Chaney s’assit, réprimant sa colère.
— Katrina, dit-il, nous perdons notre temps.
Saltus intervint.
— Encore du midrash, M’sieur ?
— Oui, du midrash. Rien à voir avec la Bible, dit Chaney en se tournant vers le commandant. Absolument aucun rapport. C’est une œuvre prophétique mineure traitée en forme de conte fantastique ; elle raconte l’histoire d’un homme qui vécut deux fois – à moins qu’il s’agisse de jumeaux, le texte n’est pas clair – et qui chassait les dragons du ciel. Si les frères Grimm avaient découvert cette histoire les premiers, ils l’auraient publiée.
— Nous avons l’ordre de l’étudier, dit Katrina obstinément.
— L’an 2000, dit Chaney non moins obstinément, n’est qu’à vingt-deux ans de nous, mais ce document préfigure un futur très lointain – la fin du monde. Oui, il décrit la fin… les derniers jours. Je l’ai intitulé Eschatos, c’est-à-dire « La fin des choses ». Seabrooke croit-il vraiment que la fin du monde n’est qu’à vingt-deux ans d’ici ?
— Non Monsieur, certainement pas, mais il nous demande d’étudier minutieusement ce document en vue de notre sondage. Il peut y avoir entre l’un et l’autre un lien subtil.
— Quel lien subtil ? Où est-il, ce lien ?
— Il est question dans cette histoire, entre autres, d’une lumière jaune aveuglante emplissant le ciel. C’est peut-être une allusion à la guerre dans le Sud-Est asiatique. On y parle aussi d’un climat qui se refroidit et d’une série d’épidémies. Les dragons peuvent avoir une signification militaire. M. Seabrooke a relevé, tout particulièrement, ce que vous dites de l’Harmagedôn et de la guerre israélo-arabe. De nombreux détails…
Chaney ne put retenir un grognement.
— Vous êtes pris à votre propre piège, M’sieur. Toute ma sympathie, dit Saltus.
Chaney comprenait ce qu’il voulait dire. Tous les critiques et les Moresby du monde se refusaient à croire à sa traduction anglaise de l’original de l’Apocalypse, qui pourtant paraissait authentique. Inversement, Seabrooke paraissait vouloir croire à cette fiction qu’était Eschatos, ne pas demander mieux que d’y croire.

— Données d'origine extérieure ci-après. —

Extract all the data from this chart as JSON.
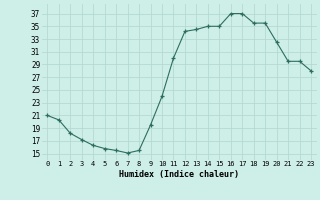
{
  "x": [
    0,
    1,
    2,
    3,
    4,
    5,
    6,
    7,
    8,
    9,
    10,
    11,
    12,
    13,
    14,
    15,
    16,
    17,
    18,
    19,
    20,
    21,
    22,
    23
  ],
  "y": [
    21,
    20.3,
    18.2,
    17.2,
    16.3,
    15.8,
    15.5,
    15.1,
    15.5,
    19.5,
    24,
    30,
    34.2,
    34.5,
    35,
    35,
    37,
    37,
    35.5,
    35.5,
    32.5,
    29.5,
    29.5,
    28
  ],
  "line_color": "#2d6e5e",
  "marker": "+",
  "bg_color": "#ceeee8",
  "grid_color": "#b5d9d2",
  "xlabel": "Humidex (Indice chaleur)",
  "ylabel_ticks": [
    15,
    17,
    19,
    21,
    23,
    25,
    27,
    29,
    31,
    33,
    35,
    37
  ],
  "ylim": [
    14.0,
    38.5
  ],
  "xlim": [
    -0.5,
    23.5
  ]
}
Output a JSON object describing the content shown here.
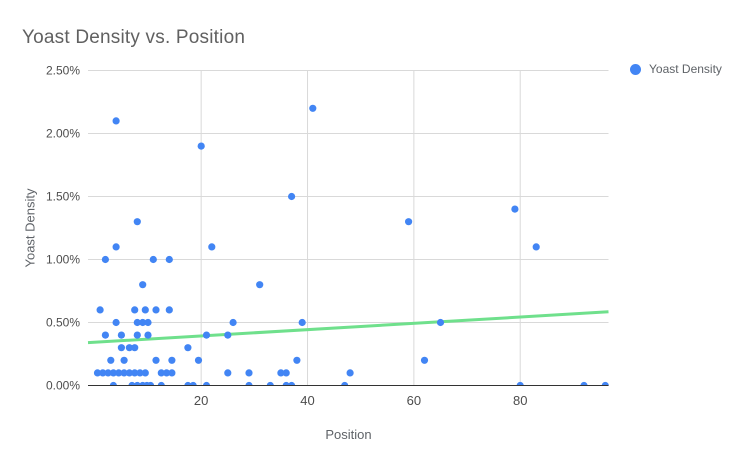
{
  "header": {
    "title": "Yoast Density vs. Position"
  },
  "legend": {
    "label": "Yoast Density",
    "marker_color": "#4285f4"
  },
  "chart_data": {
    "type": "scatter",
    "title": "Yoast Density vs. Position",
    "xlabel": "Position",
    "ylabel": "Yoast Density",
    "grid": true,
    "legend_position": "top-right",
    "xlim": [
      -1.28,
      96.6
    ],
    "ylim": [
      0,
      2.5
    ],
    "x_ticks": [
      {
        "value": 20,
        "label": "20"
      },
      {
        "value": 40,
        "label": "40"
      },
      {
        "value": 60,
        "label": "60"
      },
      {
        "value": 80,
        "label": "80"
      }
    ],
    "y_ticks": [
      {
        "value": 0.0,
        "label": "0.00%"
      },
      {
        "value": 0.5,
        "label": "0.50%"
      },
      {
        "value": 1.0,
        "label": "1.00%"
      },
      {
        "value": 1.5,
        "label": "1.50%"
      },
      {
        "value": 2.0,
        "label": "2.00%"
      },
      {
        "value": 2.5,
        "label": "2.50%"
      }
    ],
    "series": [
      {
        "name": "Yoast Density",
        "color": "#4285f4",
        "points": [
          [
            4,
            2.1
          ],
          [
            41,
            2.2
          ],
          [
            20,
            1.9
          ],
          [
            37,
            1.5
          ],
          [
            79,
            1.4
          ],
          [
            8,
            1.3
          ],
          [
            59,
            1.3
          ],
          [
            4,
            1.1
          ],
          [
            22,
            1.1
          ],
          [
            83,
            1.1
          ],
          [
            2,
            1.0
          ],
          [
            11,
            1.0
          ],
          [
            14,
            1.0
          ],
          [
            9,
            0.8
          ],
          [
            31,
            0.8
          ],
          [
            1,
            0.6
          ],
          [
            7.5,
            0.6
          ],
          [
            9.5,
            0.6
          ],
          [
            11.5,
            0.6
          ],
          [
            14,
            0.6
          ],
          [
            4,
            0.5
          ],
          [
            8,
            0.5
          ],
          [
            9,
            0.5
          ],
          [
            10,
            0.5
          ],
          [
            26,
            0.5
          ],
          [
            39,
            0.5
          ],
          [
            65,
            0.5
          ],
          [
            2,
            0.4
          ],
          [
            5,
            0.4
          ],
          [
            8,
            0.4
          ],
          [
            10,
            0.4
          ],
          [
            21,
            0.4
          ],
          [
            25,
            0.4
          ],
          [
            5,
            0.3
          ],
          [
            6.5,
            0.3
          ],
          [
            7.5,
            0.3
          ],
          [
            17.5,
            0.3
          ],
          [
            3,
            0.2
          ],
          [
            5.5,
            0.2
          ],
          [
            11.5,
            0.2
          ],
          [
            14.5,
            0.2
          ],
          [
            19.5,
            0.2
          ],
          [
            38,
            0.2
          ],
          [
            62,
            0.2
          ],
          [
            0.5,
            0.1
          ],
          [
            1.5,
            0.1
          ],
          [
            2.5,
            0.1
          ],
          [
            3.5,
            0.1
          ],
          [
            4.5,
            0.1
          ],
          [
            5.5,
            0.1
          ],
          [
            6.5,
            0.1
          ],
          [
            7.5,
            0.1
          ],
          [
            8.5,
            0.1
          ],
          [
            9.5,
            0.1
          ],
          [
            12.5,
            0.1
          ],
          [
            13.5,
            0.1
          ],
          [
            14.5,
            0.1
          ],
          [
            25,
            0.1
          ],
          [
            29,
            0.1
          ],
          [
            35,
            0.1
          ],
          [
            36,
            0.1
          ],
          [
            48,
            0.1
          ],
          [
            3.5,
            0.0
          ],
          [
            7,
            0.0
          ],
          [
            8,
            0.0
          ],
          [
            9,
            0.0
          ],
          [
            9.8,
            0.0
          ],
          [
            10.5,
            0.0
          ],
          [
            12.5,
            0.0
          ],
          [
            17.5,
            0.0
          ],
          [
            18.5,
            0.0
          ],
          [
            21,
            0.0
          ],
          [
            29,
            0.0
          ],
          [
            33,
            0.0
          ],
          [
            36,
            0.0
          ],
          [
            37,
            0.0
          ],
          [
            47,
            0.0
          ],
          [
            80,
            0.0
          ],
          [
            92,
            0.0
          ],
          [
            96,
            0.0
          ]
        ]
      }
    ],
    "trendline": {
      "color": "#6fe08c",
      "x1": -1.28,
      "y1": 0.34,
      "x2": 96.6,
      "y2": 0.585
    }
  }
}
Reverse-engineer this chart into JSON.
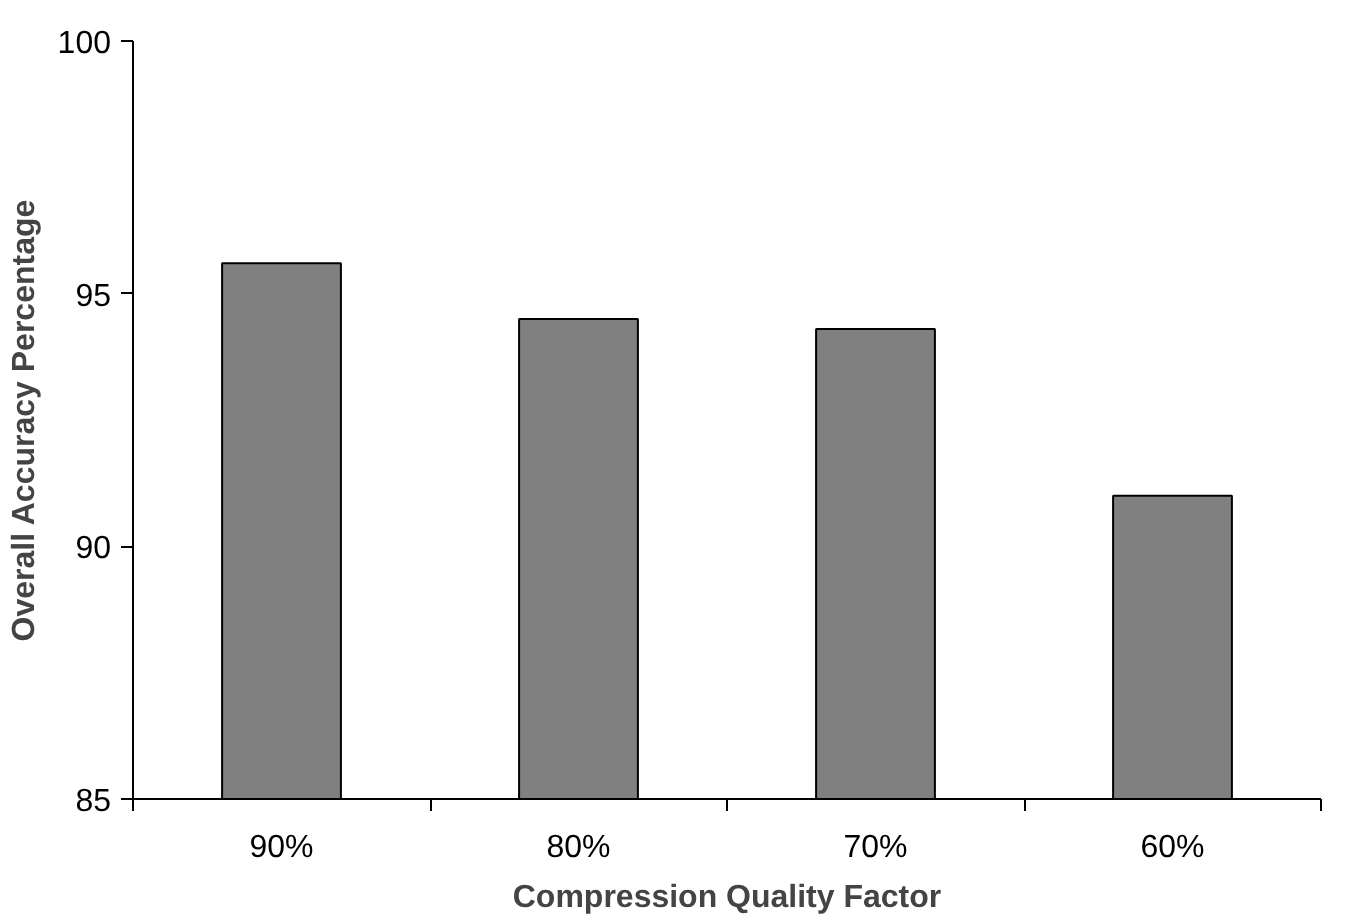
{
  "chart_data": {
    "type": "bar",
    "xlabel": "Compression Quality Factor",
    "ylabel": "Overall Accuracy Percentage",
    "categories": [
      "90%",
      "80%",
      "70%",
      "60%"
    ],
    "values": [
      95.6,
      94.5,
      94.3,
      91.0
    ],
    "color": "#808080",
    "ylim": [
      85,
      100
    ],
    "yticks": [
      85,
      90,
      95,
      100
    ]
  }
}
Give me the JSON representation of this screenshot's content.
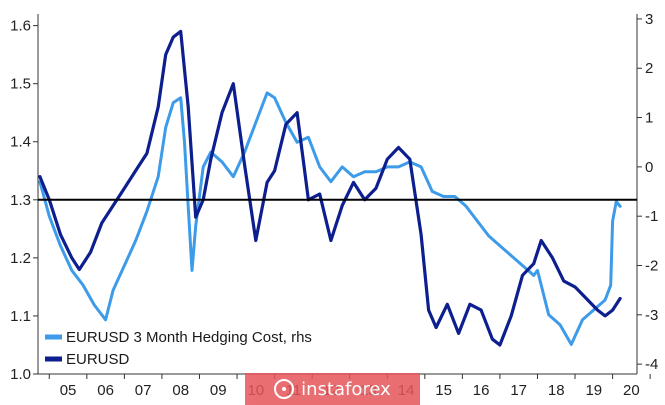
{
  "chart_data": {
    "type": "line",
    "title": "",
    "xlabel": "",
    "ylabel": "",
    "x_tick_labels": [
      "05",
      "06",
      "07",
      "08",
      "09",
      "10",
      "11",
      "12",
      "13",
      "14",
      "15",
      "16",
      "17",
      "18",
      "19",
      "20"
    ],
    "y_left": {
      "ticks": [
        "1.0",
        "1.1",
        "1.2",
        "1.3",
        "1.4",
        "1.5",
        "1.6"
      ],
      "ylim": [
        1.0,
        1.62
      ]
    },
    "y_right": {
      "ticks": [
        "3",
        "2",
        "1",
        "0",
        "-1",
        "-2",
        "-3",
        "-4"
      ],
      "ylim": [
        -4.2,
        3.1
      ]
    },
    "reference_line": {
      "axis": "left",
      "value": 1.3,
      "color": "#000000"
    },
    "grid": false,
    "legend": {
      "placement": "bottom-left"
    },
    "series": [
      {
        "name": "EURUSD 3 Month Hedging Cost, rhs",
        "axis": "right",
        "color": "#3d9be9",
        "x": [
          2004.75,
          2005.0,
          2005.3,
          2005.6,
          2005.9,
          2006.2,
          2006.5,
          2006.7,
          2007.0,
          2007.3,
          2007.6,
          2007.9,
          2008.1,
          2008.3,
          2008.5,
          2008.6,
          2008.7,
          2008.8,
          2008.9,
          2009.1,
          2009.3,
          2009.6,
          2009.9,
          2010.2,
          2010.5,
          2010.8,
          2011.0,
          2011.3,
          2011.6,
          2011.9,
          2012.2,
          2012.5,
          2012.8,
          2013.1,
          2013.4,
          2013.7,
          2014.0,
          2014.3,
          2014.6,
          2014.9,
          2015.2,
          2015.5,
          2015.8,
          2016.1,
          2016.4,
          2016.7,
          2017.0,
          2017.3,
          2017.6,
          2017.9,
          2018.0,
          2018.3,
          2018.6,
          2018.9,
          2019.2,
          2019.5,
          2019.8,
          2019.95,
          2020.0,
          2020.1,
          2020.2
        ],
        "values": [
          -0.3,
          -1.0,
          -1.6,
          -2.1,
          -2.4,
          -2.8,
          -3.1,
          -2.5,
          -2.0,
          -1.5,
          -0.9,
          -0.2,
          0.8,
          1.3,
          1.4,
          0.5,
          -0.8,
          -2.1,
          -1.2,
          0.0,
          0.3,
          0.1,
          -0.2,
          0.3,
          0.9,
          1.5,
          1.4,
          0.9,
          0.5,
          0.6,
          0.0,
          -0.3,
          0.0,
          -0.2,
          -0.1,
          -0.1,
          0.0,
          0.0,
          0.1,
          0.0,
          -0.5,
          -0.6,
          -0.6,
          -0.8,
          -1.1,
          -1.4,
          -1.6,
          -1.8,
          -2.0,
          -2.2,
          -2.1,
          -3.0,
          -3.2,
          -3.6,
          -3.1,
          -2.9,
          -2.7,
          -2.4,
          -1.1,
          -0.7,
          -0.8
        ]
      },
      {
        "name": "EURUSD",
        "axis": "left",
        "color": "#0d1e8f",
        "x": [
          2004.75,
          2005.0,
          2005.3,
          2005.6,
          2005.8,
          2006.1,
          2006.4,
          2006.7,
          2007.0,
          2007.3,
          2007.6,
          2007.9,
          2008.1,
          2008.3,
          2008.5,
          2008.7,
          2008.9,
          2009.1,
          2009.3,
          2009.6,
          2009.9,
          2010.2,
          2010.5,
          2010.8,
          2011.0,
          2011.3,
          2011.6,
          2011.9,
          2012.2,
          2012.5,
          2012.8,
          2013.1,
          2013.4,
          2013.7,
          2014.0,
          2014.3,
          2014.6,
          2014.9,
          2015.1,
          2015.3,
          2015.6,
          2015.9,
          2016.2,
          2016.5,
          2016.8,
          2017.0,
          2017.3,
          2017.6,
          2017.9,
          2018.1,
          2018.4,
          2018.7,
          2019.0,
          2019.3,
          2019.6,
          2019.8,
          2020.0,
          2020.2
        ],
        "values": [
          1.34,
          1.3,
          1.24,
          1.2,
          1.18,
          1.21,
          1.26,
          1.29,
          1.32,
          1.35,
          1.38,
          1.46,
          1.55,
          1.58,
          1.59,
          1.46,
          1.27,
          1.3,
          1.37,
          1.45,
          1.5,
          1.36,
          1.23,
          1.33,
          1.35,
          1.43,
          1.45,
          1.3,
          1.31,
          1.23,
          1.29,
          1.33,
          1.3,
          1.32,
          1.37,
          1.39,
          1.37,
          1.24,
          1.11,
          1.08,
          1.12,
          1.07,
          1.12,
          1.11,
          1.06,
          1.05,
          1.1,
          1.17,
          1.19,
          1.23,
          1.2,
          1.16,
          1.15,
          1.13,
          1.11,
          1.1,
          1.11,
          1.13
        ]
      }
    ]
  },
  "watermark": {
    "text": "instaforex"
  }
}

— La lumière jaune aveuglante dans le ciel n’a absolument rien à voir avec la guerre en Asie, dit Chaney d’un ton d’impatience. Les Hébreux y voyaient, dans leurs fictions, un présage poétique de santé, fortune, paix et prospérité pour tous. La lumière jaune est un soleil bienfaisant qui déverse la félicité sur le monde. Tout ce que disait le vieux prophète, c’est qu’enfin la terre appartenait aux hommes, à tous les hommes, et que la paix éternelle était prochaine. C’était une utopie. Purement et simplement.